The idea is to “prevent acute pain from becoming chronic pain,” said Michael Evans, associate vice president of clinical strategy and innovation and co-director for the Center for Pharmacy Innovation and Outcomes at Geisinger.
“The chances of addiction increase exponentially after the first 30 days” when a patient seeks a refill of pain medication, he said.
In 2013, Geisinger began giving surgical patients prophylactic and non-opioid medication orally prior to incision. The approach began with orthopedic and OB-GYN patients, but it is now used across the health system, he said.
“We use a very limited medical cocktail an hour before incision,” he said. “During surgery and post-op we are already treating the patient for pain.”
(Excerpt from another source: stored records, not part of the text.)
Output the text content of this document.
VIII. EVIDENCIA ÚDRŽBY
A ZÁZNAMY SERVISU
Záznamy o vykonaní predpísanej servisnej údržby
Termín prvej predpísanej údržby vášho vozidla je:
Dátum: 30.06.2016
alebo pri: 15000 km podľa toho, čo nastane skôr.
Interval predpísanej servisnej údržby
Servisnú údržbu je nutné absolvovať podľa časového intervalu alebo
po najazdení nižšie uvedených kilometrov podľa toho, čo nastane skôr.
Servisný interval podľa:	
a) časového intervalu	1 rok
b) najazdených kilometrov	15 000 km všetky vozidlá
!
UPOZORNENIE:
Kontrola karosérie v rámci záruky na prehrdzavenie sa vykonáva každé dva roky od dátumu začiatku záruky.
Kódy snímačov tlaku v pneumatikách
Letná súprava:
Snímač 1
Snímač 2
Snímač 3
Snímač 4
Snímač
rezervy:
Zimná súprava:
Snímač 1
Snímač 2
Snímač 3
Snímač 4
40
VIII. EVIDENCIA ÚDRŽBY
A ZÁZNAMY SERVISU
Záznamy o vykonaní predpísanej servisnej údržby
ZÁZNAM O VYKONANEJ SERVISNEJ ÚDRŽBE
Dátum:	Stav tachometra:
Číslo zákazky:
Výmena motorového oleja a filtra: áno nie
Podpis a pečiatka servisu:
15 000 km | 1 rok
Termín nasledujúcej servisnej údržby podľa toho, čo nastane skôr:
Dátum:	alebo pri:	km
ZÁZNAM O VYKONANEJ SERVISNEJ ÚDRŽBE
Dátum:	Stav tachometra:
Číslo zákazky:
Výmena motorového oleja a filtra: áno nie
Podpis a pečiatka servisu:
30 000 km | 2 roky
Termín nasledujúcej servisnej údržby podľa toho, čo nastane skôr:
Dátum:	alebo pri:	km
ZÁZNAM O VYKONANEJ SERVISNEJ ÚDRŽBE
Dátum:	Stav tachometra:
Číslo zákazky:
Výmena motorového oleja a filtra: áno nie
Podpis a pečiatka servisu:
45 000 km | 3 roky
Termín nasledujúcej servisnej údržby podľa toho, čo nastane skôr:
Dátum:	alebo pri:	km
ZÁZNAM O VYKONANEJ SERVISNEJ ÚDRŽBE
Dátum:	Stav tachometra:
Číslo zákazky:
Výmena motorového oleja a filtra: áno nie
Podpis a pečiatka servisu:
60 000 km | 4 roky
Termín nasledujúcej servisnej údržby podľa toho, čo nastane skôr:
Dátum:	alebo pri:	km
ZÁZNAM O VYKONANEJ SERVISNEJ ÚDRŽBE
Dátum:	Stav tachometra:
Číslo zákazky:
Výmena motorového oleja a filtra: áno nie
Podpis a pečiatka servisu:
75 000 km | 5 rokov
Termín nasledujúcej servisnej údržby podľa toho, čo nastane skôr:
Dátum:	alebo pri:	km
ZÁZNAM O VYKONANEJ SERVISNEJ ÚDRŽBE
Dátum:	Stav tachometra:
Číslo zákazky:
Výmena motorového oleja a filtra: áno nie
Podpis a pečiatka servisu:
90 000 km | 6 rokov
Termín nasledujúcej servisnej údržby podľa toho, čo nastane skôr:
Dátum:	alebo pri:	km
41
The approach has been “extremely successful,” Evans said. “The need for pain medications post-op decreased dramatically.”
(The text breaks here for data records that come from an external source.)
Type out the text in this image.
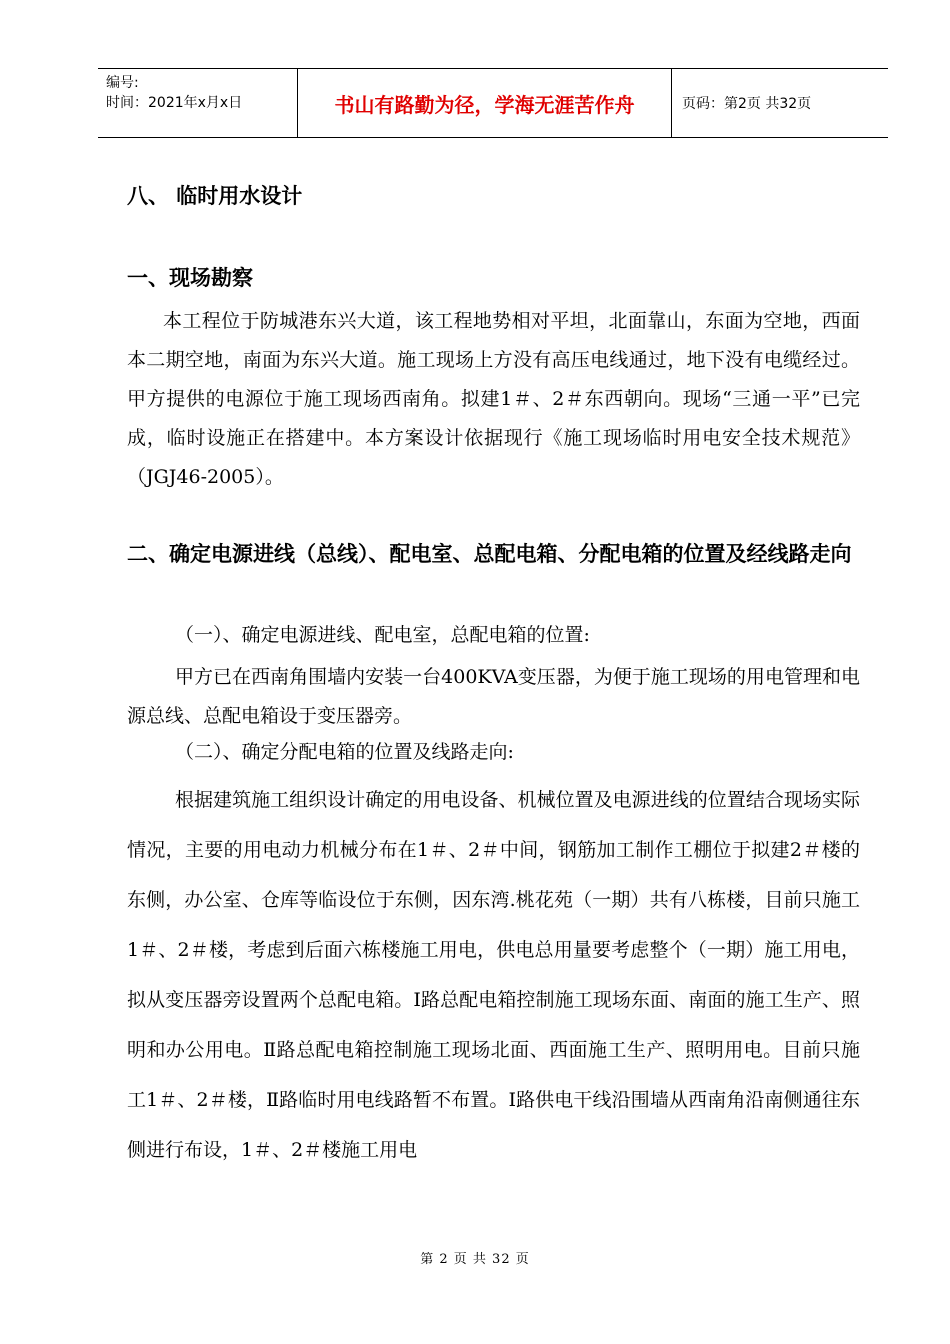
编号:
时间：2021年x月x日	书山有路勤为径，学海无涯苦作舟	页码：第2页 共32页
八、 临时用水设计
一、现场勘察
本工程位于防城港东兴大道，该工程地势相对平坦，北面靠山，东面为空地，西面本二期空地，南面为东兴大道。施工现场上方没有高压电线通过，地下没有电缆经过。甲方提供的电源位于施工现场西南角。拟建1＃、2＃东西朝向。现场“三通一平”已完成，临时设施正在搭建中。本方案设计依据现行《施工现场临时用电安全技术规范》（JGJ46-2005）。
二、确定电源进线（总线）、配电室、总配电箱、分配电箱的位置及经线路走向
（一）、确定电源进线、配电室，总配电箱的位置:
甲方已在西南角围墙内安装一台400KVA变压器，为便于施工现场的用电管理和电源总线、总配电箱设于变压器旁。
（二）、确定分配电箱的位置及线路走向:
根据建筑施工组织设计确定的用电设备、机械位置及电源进线的位置结合现场实际情况，主要的用电动力机械分布在1＃、2＃中间，钢筋加工制作工棚位于拟建2＃楼的东侧，办公室、仓库等临设位于东侧，因东湾.桃花苑（一期）共有八栋楼，目前只施工1＃、2＃楼，考虑到后面六栋楼施工用电，供电总用量要考虑整个（一期）施工用电，拟从变压器旁设置两个总配电箱。Ⅰ路总配电箱控制施工现场东面、南面的施工生产、照明和办公用电。Ⅱ路总配电箱控制施工现场北面、西面施工生产、照明用电。目前只施工1＃、2＃楼，Ⅱ路临时用电线路暂不布置。Ⅰ路供电干线沿围墙从西南角沿南侧通往东侧进行布设，1＃、2＃楼施工用电
第 2 页 共 32 页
In addition to that approach, Geisinger has won accolades for its medication therapy disease management program, which has been in place about 20 years. The program features clinical pharmacists working with primary care physicians to determine appropriate medications and doses to manage pain.
Geisinger has worked with state officials and others in the health care community on a safe prescribing task force to develop detailed guidelines for various practitioners on the safe and effective use of opioids in treating pain.
GAINING MOMENTUM
Among many specifics, the general guidelines note that, “Chronic pain is best treated using an interdisciplinary, multi-modal approach. The treatment team often includes the patient and his or her family, the primary care provider, a physical therapist, a behavioral health provider and one or more specialists.”
In the fall, Pennsylvania became the 49th state to launch a prescription drug monitoring program, a statewide database that allows medical providers to check on whether a patient has received prescriptions from other doctors.
“It’s a huge tool for clinicians to identify people who are doctor or pharmacy shopping,” Evans said.
The law now requires prescribers to check the database every time they prescribe an opioid or benzodiazepine (with some exceptions, such as in an emergency department). In addition, it requires dispensers to input prescription data into the database by the close of the next business day.
Prescriptions of opioids to minors are now limited to seven days, with some exceptions, and also require counseling on risks. Opioid prescriptions in emergency rooms or urgent care centers are also limited to seven days, with exceptions.
Another important step, Evans said, is getting unused prescription medications out of patients’ medicine cabinets and disposed of in a way that does not damage the environment.
Geisinger has a drug take-back program that includes disposal centers. The drugs are picked up by the National Guard and taken to an incinerator. The Geisinger Lewistown Hospital Auxiliary was funding a few boxes locally, but they are not installed yet. Another program through the Centre County District Attorney’s Office has six drop boxes in the county, and Bellefonte Borough also has a drop box.
Evans noted that opioid abuse “has been on a steep incline for quite some time” — locally and across the country.
“It’s been a snowball just continuing to grow,” he said.
But he sees progress in the fight to curb abuse.
“We have a lot of momentum now,” Evans said. “Education for our community is one of the key points — to understand that the risk of addiction is much higher than we ever thought.”